I returned from New York with my daughters Yuval, Ofir, and Oren. There, we participated in a march of hostage families, met with diplomats, and received a big embrace from the Jewish communities. The fatigue from the journeys is clearly felt, but I returned with strength.
Many, many people think about us there, across the sea. They want what's good for us and understand the depth of the crisis and the necessity to bring back the hostages immediately.
Everyone in one heartbeat – that's saving the lives of all those surviving in captivity for so long, with infinite courage and bravery, second after second. It's giving the final and necessary honor to those murdered in terrible ways, whose families are waiting for them so much.
Everyone in one heartbeat – that's bringing ourselves back to us, returning breath to the lungs, finally starting to treat wounds that still can't heal, and allowing families to begin rehabilitation from the abyss. These are masses of Israelis who know their country did the right thing. That's me, Yuval, Ofir, and Oren choosing what will be written on the tombstone of beloved Yossi Sharabi, the man with the biggest heart we knew, placing a flower and knowing we can start trying to get up.
My heart breaks again and again when I look at my daughters, who so need this closure after everything they went through, and our country doesn't allow it for them. I so want to see them on the day after, dealing with the loss alongside the return to life. Spending time, enjoying, making mistakes, learning, like girls who went through hell, and it's behind them.
But as long as our Yossi Sharabi is there – the hell is still here. I call from here to the government of Israel – let this nightmare end. Everyone in one heartbeat.

"They took my heart from me"
The daughter, Ofir Sharabi: When your life is on "hold," you feel like you keep waking up to the same reality every morning. A year and a half ago, I was in New York, on a mission of young people, with the goal of bringing back my dad. A year and a half passed, so much time, and here we returned again from a trip to New York.
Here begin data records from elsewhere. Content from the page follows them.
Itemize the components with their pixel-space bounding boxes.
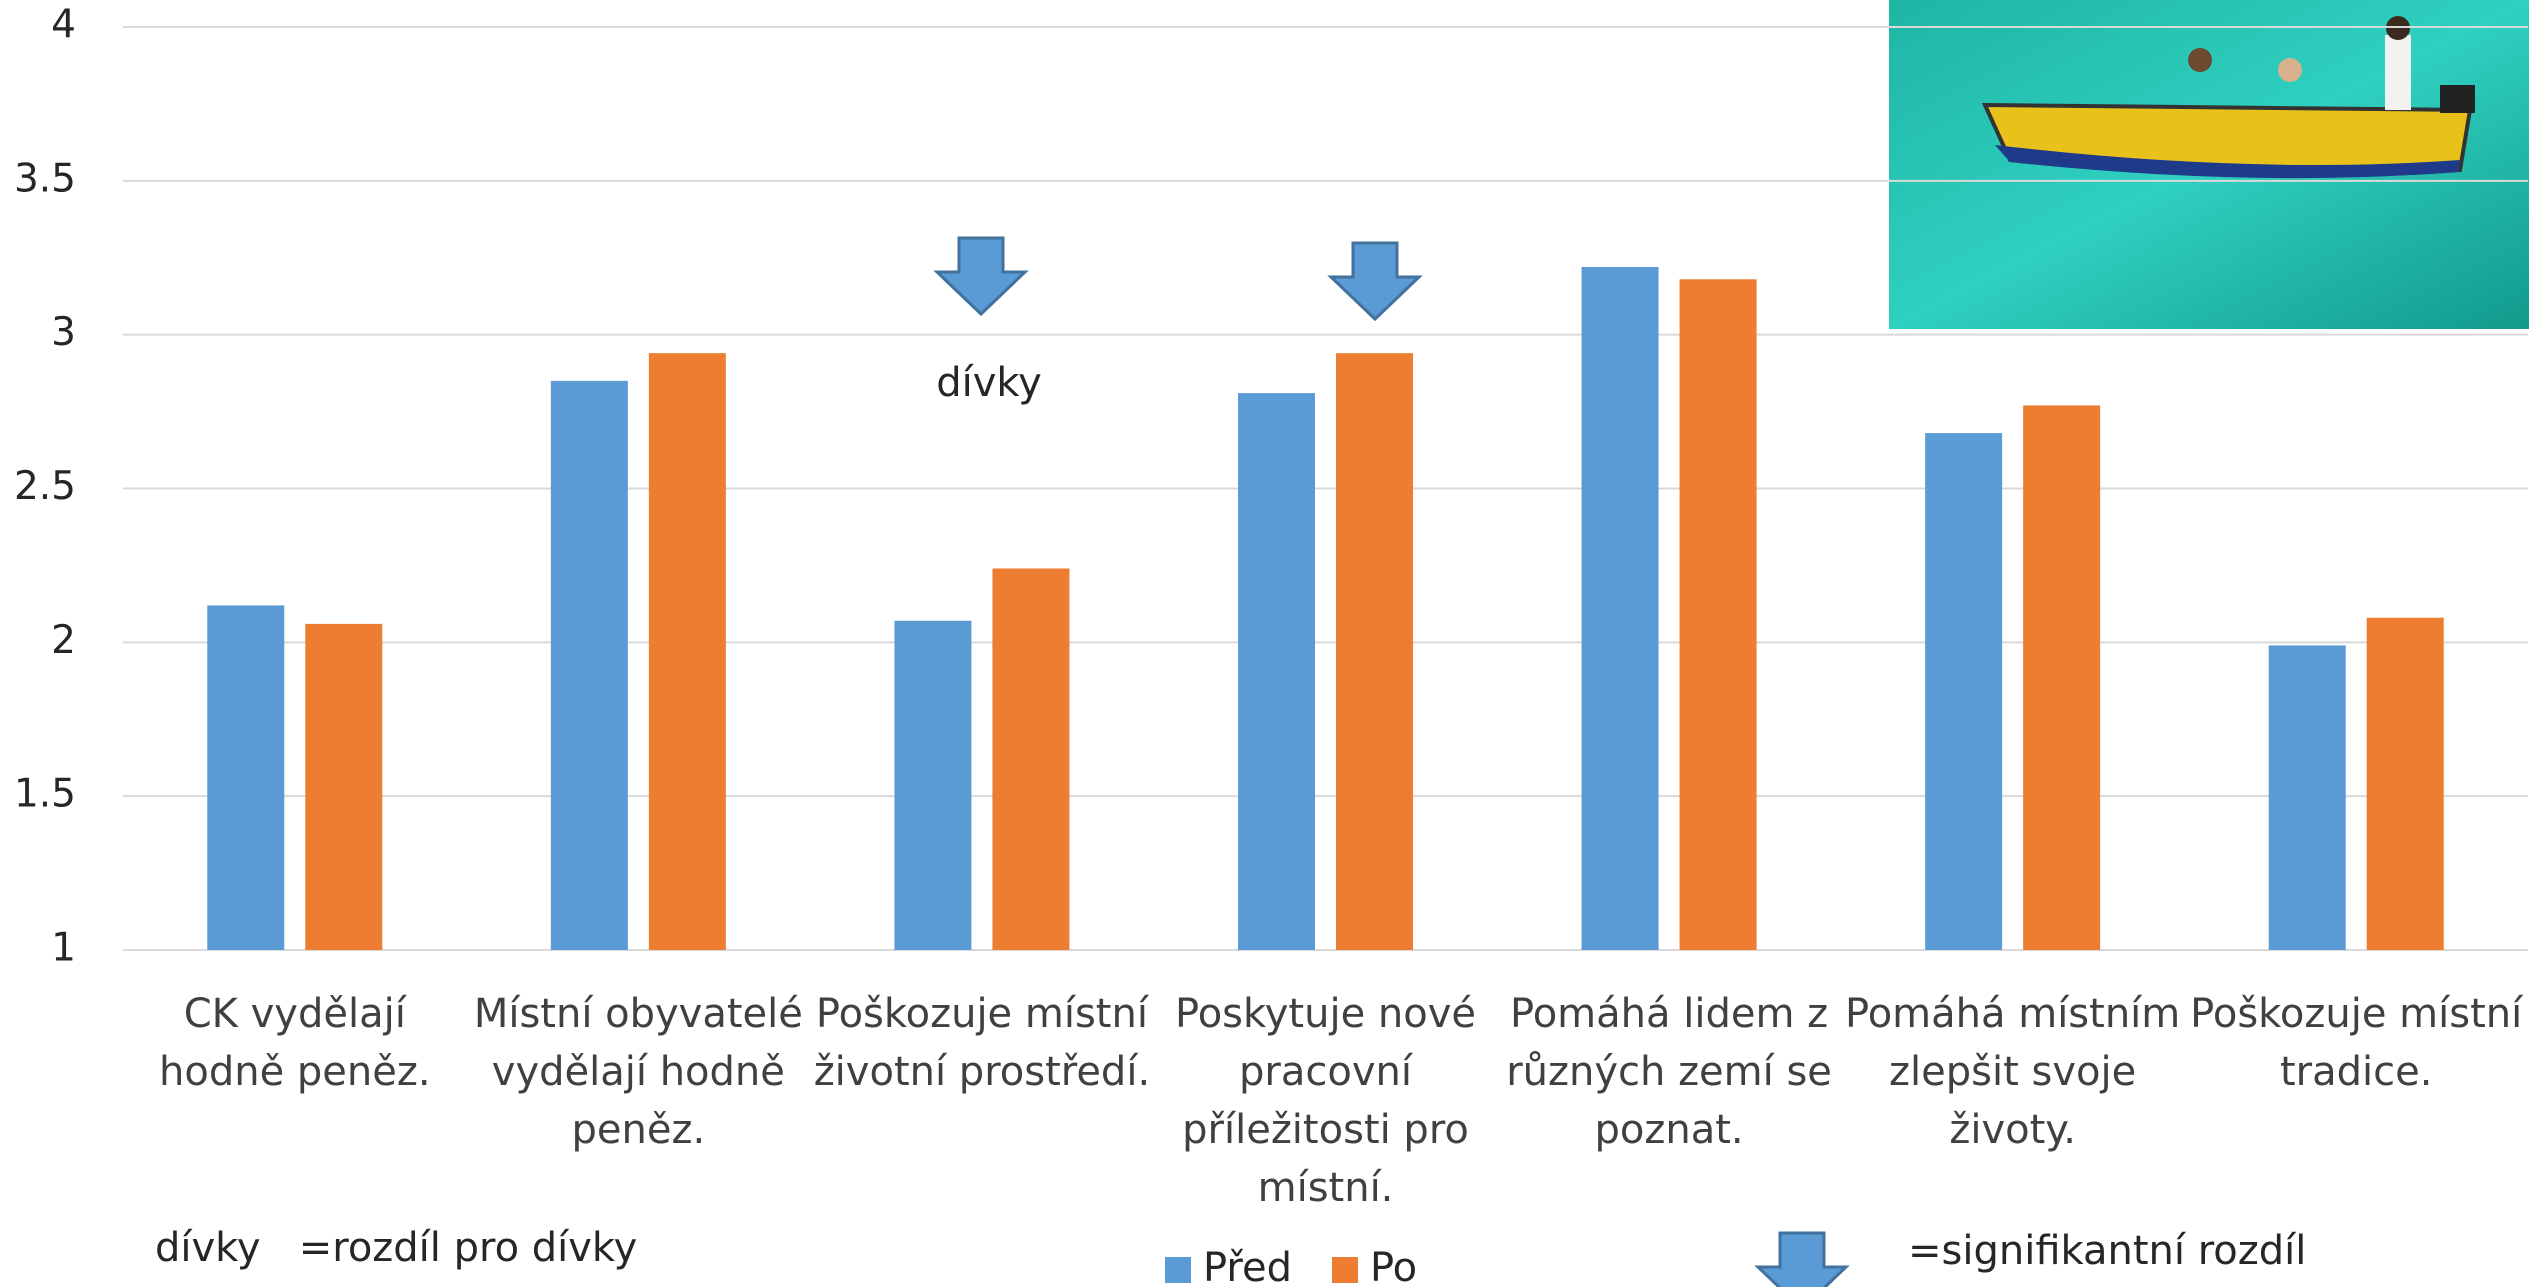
x-tick-label: Pomáhá místním zlepšit svoje životy. — [1845, 991, 2181, 1153]
x-tick-label: Poskytuje nové pracovní příležitosti pro… — [1175, 991, 1476, 1211]
bar — [2023, 405, 2101, 950]
x-tick-label: Místní obyvatelé vydělají hodně peněz. — [473, 991, 803, 1153]
bar — [2366, 617, 2444, 950]
bar — [207, 605, 285, 950]
bar — [1925, 433, 2003, 950]
y-tick-label: 2.5 — [14, 464, 76, 509]
photo — [1889, 0, 2529, 329]
bar — [305, 623, 383, 950]
y-tick-label: 1.5 — [14, 772, 76, 817]
x-tick-label: Poškozuje místní tradice. — [2190, 991, 2523, 1095]
annotation: dívky — [936, 360, 1042, 406]
significance-arrow — [1327, 241, 1423, 322]
x-tick-label: Poškozuje místní životní prostředí. — [813, 991, 1151, 1095]
legend-label: Před — [1203, 1245, 1292, 1287]
y-tick-label: 3 — [51, 310, 76, 355]
legend-swatch — [1331, 1257, 1358, 1283]
bar — [550, 380, 628, 951]
bar — [1238, 393, 1315, 951]
x-tick-label: CK vydělají hodně peněz. — [159, 991, 431, 1095]
legend-label: Po — [1370, 1245, 1417, 1287]
note: =signifikantní rozdíl — [1908, 1228, 2306, 1274]
x-tick-label: Pomáhá lidem z různých zemí se poznat. — [1506, 991, 1832, 1153]
y-tick-label: 3.5 — [14, 156, 76, 201]
note: dívky =rozdíl pro dívky — [155, 1225, 637, 1271]
bar — [648, 353, 726, 950]
significance-arrow — [933, 236, 1029, 317]
y-tick-label: 4 — [51, 3, 76, 48]
bar — [1581, 266, 1659, 951]
y-tick-label: 1 — [51, 926, 76, 971]
bar — [1679, 279, 1757, 951]
bar — [2268, 645, 2346, 950]
bar — [894, 620, 972, 950]
legend-swatch — [1165, 1257, 1191, 1283]
significance-arrow-legend — [1754, 1231, 1850, 1287]
bar — [1336, 353, 1413, 950]
y-tick-label: 2 — [51, 618, 76, 663]
bar — [992, 568, 1070, 950]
We marched, we shouted, we continued to explain and show our pain in order to bring back Dad and everyone. What else will I need to say for someone to listen? This is my dad, not some game. But they made decisions without thinking about us, and those decisions led to him losing his life, and us losing him.
They took my heart from me, the dad who protects his little girl, the back that stands behind me. The little that can be done for him, and that must be done, is to bring him back to us as quickly as possible without waiting, and without hearing about another hostage who is no longer with us. I see my country choosing death over life so many times. I lost my dad, but it could have been different. I could have been a 16-year-old girl whose dad returned from captivity. Now I'm a 16-year-old girl fighting so her dad will have a grave. In what world does this make sense?!
My life stopped on October 7, and since then, I'm no longer the same Ofir. I so want to wake up to a different, better reality. I won't stop fighting for this reality, for all of us.